Es importante que las madres, padres y/o cuidadores de recién nacidos observen marcas de nacimiento, cambios en la piel que son visibles desde que el niño o niña nace y algunas pueden aparecer en los primeros ocho años de vida.
Las marcas de nacimiento se pueden manifestar como manchas de diferente coloración o irregularidades en la textura de la piel (más delgada o más gruesa, y en caso de identificar este tipo de anomalía en el recién nacido es importante consultar a un dermatólogo pediatra para que determine su origen.
Helena Vidaurri de la Cruz, dermatóloga pediatra, cirujana dermatóloga y dermato-oncóloga, adscrita al Servicio de Pediatría del Hospital General de México “Eduardo Liceaga” (HGMEL), advirtió que no debe asumirse que una marca de nacimiento, es simplemente un lunar benigno que desaparecerá por sí solo.

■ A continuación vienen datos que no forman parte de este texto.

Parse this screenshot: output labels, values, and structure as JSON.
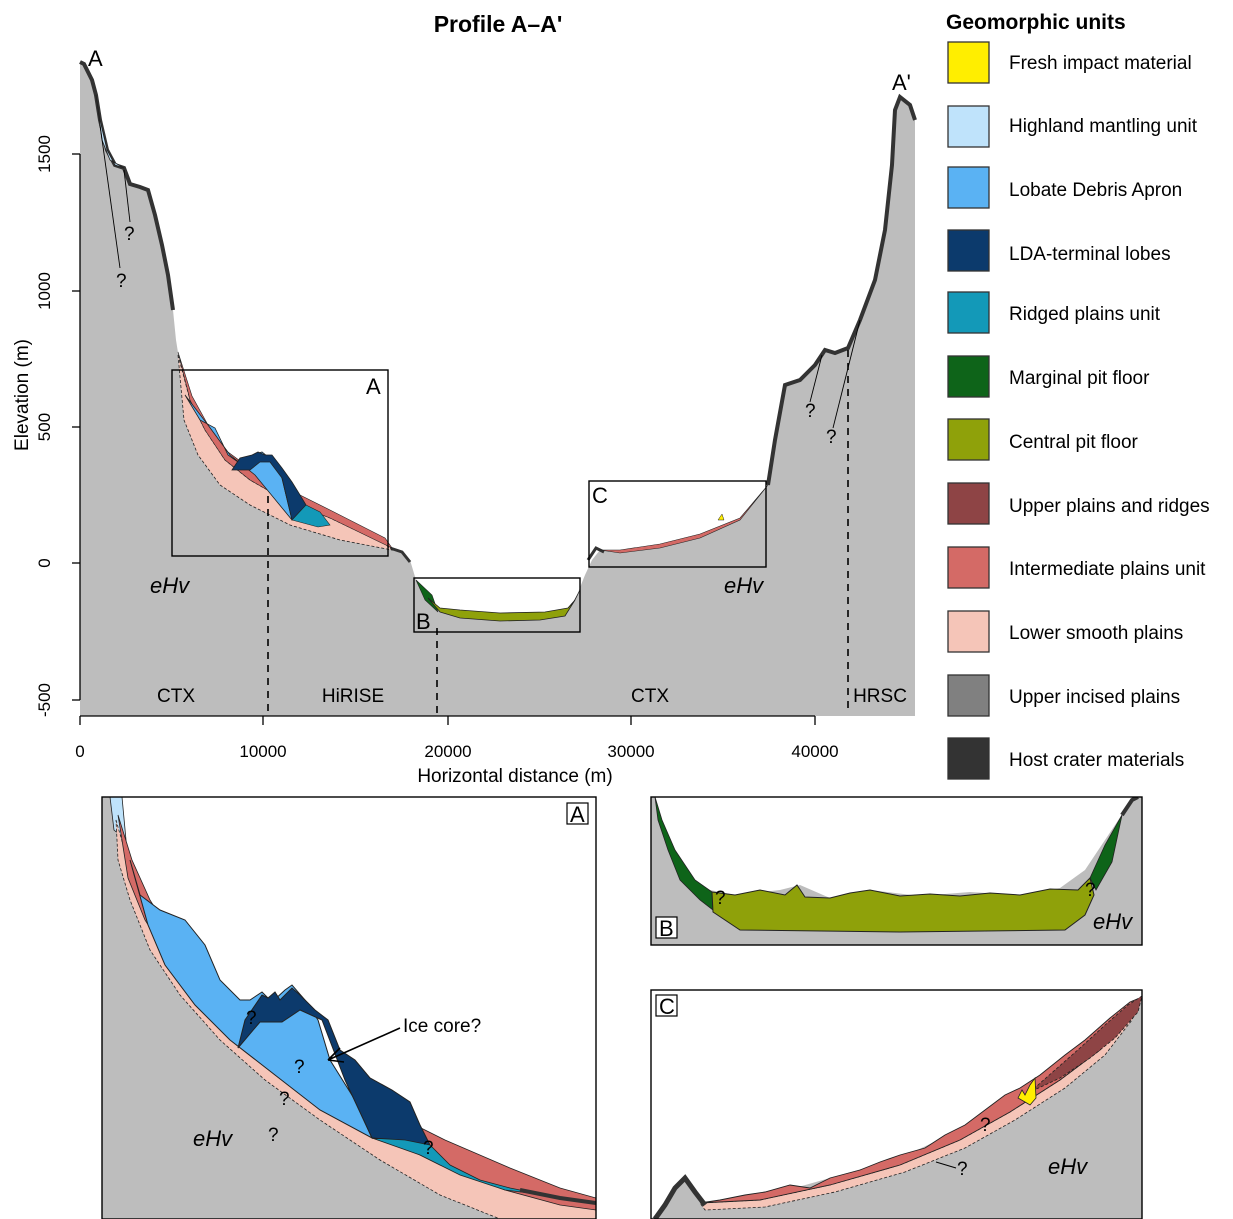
{
  "profile": {
    "title": "Profile A–A'",
    "xlabel": "Horizontal distance (m)",
    "ylabel": "Elevation (m)",
    "x_ticks": [
      "0",
      "10000",
      "20000",
      "30000",
      "40000"
    ],
    "y_ticks": [
      "1500",
      "1000",
      "500",
      "0",
      "-500"
    ],
    "endpoint_start": "A",
    "endpoint_end": "A'",
    "box_labels": [
      "A",
      "B",
      "C"
    ],
    "sources": [
      "CTX",
      "HiRISE",
      "CTX",
      "HRSC"
    ],
    "unit_label": "eHv",
    "uncertain_mark": "?"
  },
  "legend": {
    "title": "Geomorphic units",
    "items": [
      {
        "label": "Fresh impact material",
        "color": "#ffee00"
      },
      {
        "label": "Highland mantling unit",
        "color": "#bfe3fb"
      },
      {
        "label": "Lobate Debris Apron",
        "color": "#5ab2f3"
      },
      {
        "label": "LDA-terminal lobes",
        "color": "#0c3a6c"
      },
      {
        "label": "Ridged plains unit",
        "color": "#1399b8"
      },
      {
        "label": "Marginal pit floor",
        "color": "#0e6419"
      },
      {
        "label": "Central pit floor",
        "color": "#8fa10a"
      },
      {
        "label": "Upper plains and ridges",
        "color": "#8e4445"
      },
      {
        "label": "Intermediate plains unit",
        "color": "#d46a66"
      },
      {
        "label": "Lower smooth plains",
        "color": "#f5c5b8"
      },
      {
        "label": "Upper incised plains",
        "color": "#808080"
      },
      {
        "label": "Host crater materials",
        "color": "#333333"
      }
    ]
  },
  "inset_a": {
    "label": "A",
    "annotation": "Ice core?",
    "unit_label": "eHv",
    "uncertain_mark": "?"
  },
  "inset_b": {
    "label": "B",
    "unit_label": "eHv",
    "uncertain_mark": "?"
  },
  "inset_c": {
    "label": "C",
    "unit_label": "eHv",
    "uncertain_mark": "?"
  }
}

Algunas alteraciones cutáneas, dijo, pueden estar relacionadas con trastornos del desarrollo que también involucran el cerebro, los ojos, los huesos, los músculos u otros órganos, por lo que una evaluación temprana permite identificar posibles riesgos y establecer el seguimiento correspondiente.

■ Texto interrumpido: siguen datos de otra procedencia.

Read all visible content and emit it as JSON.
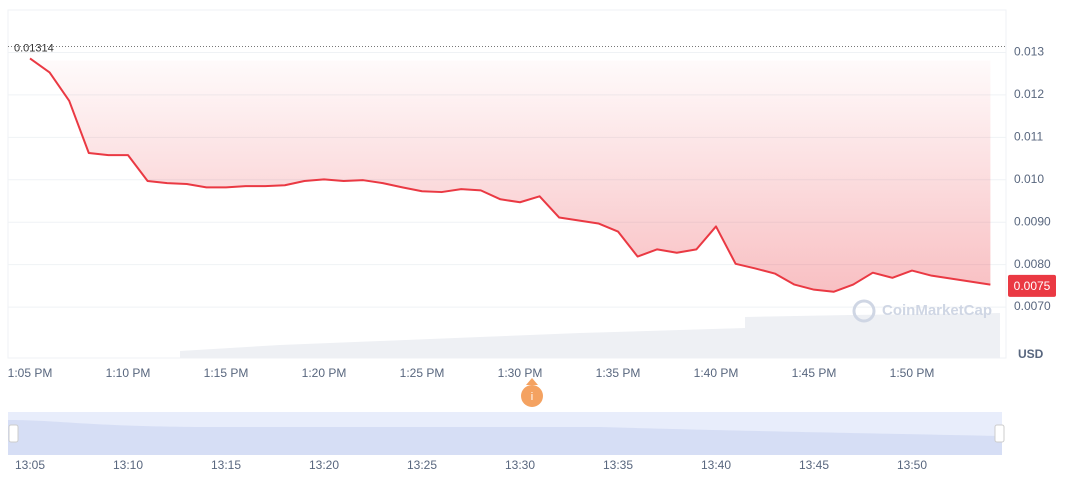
{
  "chart_data": {
    "type": "line",
    "categories": [
      "1:05 PM",
      null,
      null,
      null,
      null,
      "1:10 PM",
      null,
      null,
      null,
      null,
      "1:15 PM",
      null,
      null,
      null,
      null,
      "1:20 PM",
      null,
      null,
      null,
      null,
      "1:25 PM",
      null,
      null,
      null,
      null,
      "1:30 PM",
      null,
      null,
      null,
      null,
      "1:35 PM",
      null,
      null,
      null,
      null,
      "1:40 PM",
      null,
      null,
      null,
      null,
      "1:45 PM",
      null,
      null,
      null,
      null,
      "1:50 PM",
      null,
      null,
      null,
      null
    ],
    "series": [
      {
        "color": "#ea3943",
        "values": [
          0.01286,
          0.01253,
          0.01186,
          0.01063,
          0.01058,
          0.01058,
          0.00997,
          0.00992,
          0.0099,
          0.00982,
          0.00982,
          0.00985,
          0.00985,
          0.00987,
          0.00997,
          0.01001,
          0.00997,
          0.00999,
          0.00992,
          0.00982,
          0.00973,
          0.00971,
          0.00978,
          0.00975,
          0.00954,
          0.00947,
          0.00961,
          0.00911,
          0.00904,
          0.00897,
          0.00878,
          0.00819,
          0.00836,
          0.00828,
          0.00836,
          0.0089,
          0.00802,
          0.00791,
          0.00779,
          0.00753,
          0.00741,
          0.00736,
          0.00753,
          0.00781,
          0.00769,
          0.00786,
          0.00774,
          0.00767,
          0.0076,
          0.00753
        ]
      }
    ],
    "ylim": [
      0.0058,
      0.014
    ],
    "yticks": [
      0.013,
      0.012,
      0.011,
      {
        "value": 0.01,
        "label": "0.010"
      },
      {
        "value": 0.009,
        "label": "0.0090"
      },
      {
        "value": 0.008,
        "label": "0.0080"
      },
      {
        "value": 0.007,
        "label": "0.0070"
      }
    ],
    "y_axis_label": "USD",
    "grid": true,
    "reference_line": {
      "value": 0.01314,
      "label": "0.01314"
    },
    "current_price": {
      "value": 0.0075,
      "label": "0.0075",
      "color": "#ea3943"
    },
    "watermark": "CoinMarketCap",
    "navigator_labels": [
      "13:05",
      "13:10",
      "13:15",
      "13:20",
      "13:25",
      "13:30",
      "13:35",
      "13:40",
      "13:45",
      "13:50"
    ]
  }
}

Asimismo, recordó que la piel de un bebé debe ser de color y textura uniformes, y cuando se presenta alguna alteración en dichas características, es probable que exista un problema.
La marca de nacimiento más frecuente
La especialista aclaró que la marca de nacimiento más frecuente en la población mexicana es la melanocitosis dérmica: una mancha benigna de tonalidad verdosa, azulosa o violácea que suele localizarse en la región lumbar y que se presenta prácticamente en todos los niños mestizos mexicanos. Entre el 1 y 3% de los recién nacidos presenta alguna marca de nacimiento que requiere evaluación y seguimiento, aunque la prevalencia varía de acuerdo con el tipo específico de la alteración cutánea.
Sin embargo, hay otras lesiones que requieren especial atención, entre ellas los nevos melanocíticos congénitos de gran tamaño, ante los riesgos en salud de los que se pueden acompañar.
Marcas de nacimiento de tipo vascular (rojas, o violáceas) también requieren una valoración integral, porque algunas pueden involucrar vasos sanguíneos capilares, linfáticos, arterias o venas y requieren atención por múltiples especialistas como dermatología, angiología, cirugía y radiología intervencionista, con el propósito de brindar una atención integral y mejorar la calidad de vida de los pacientes.
Respecto al tipo de tratamiento, la doctora Helena Vidaurri aclaró que depende de las características de cada paciente, al tiempo que subrayó que estas marcas no pueden prevenirse mediante la alimentación, cuidados o acciones específicas durante el embarazo, porque las alteraciones genéticas que generan las marcas ocurren durante la formación temprana del bebé, por ello, insistió es de suma importancia revisar la piel del recién nacido como parte de la valoración integral y detectar oportunamente cualquier anomalía, y en caso de ser necesario referir a dermatología pediátrica o del adulto, de acuerdo con la edad que tenga.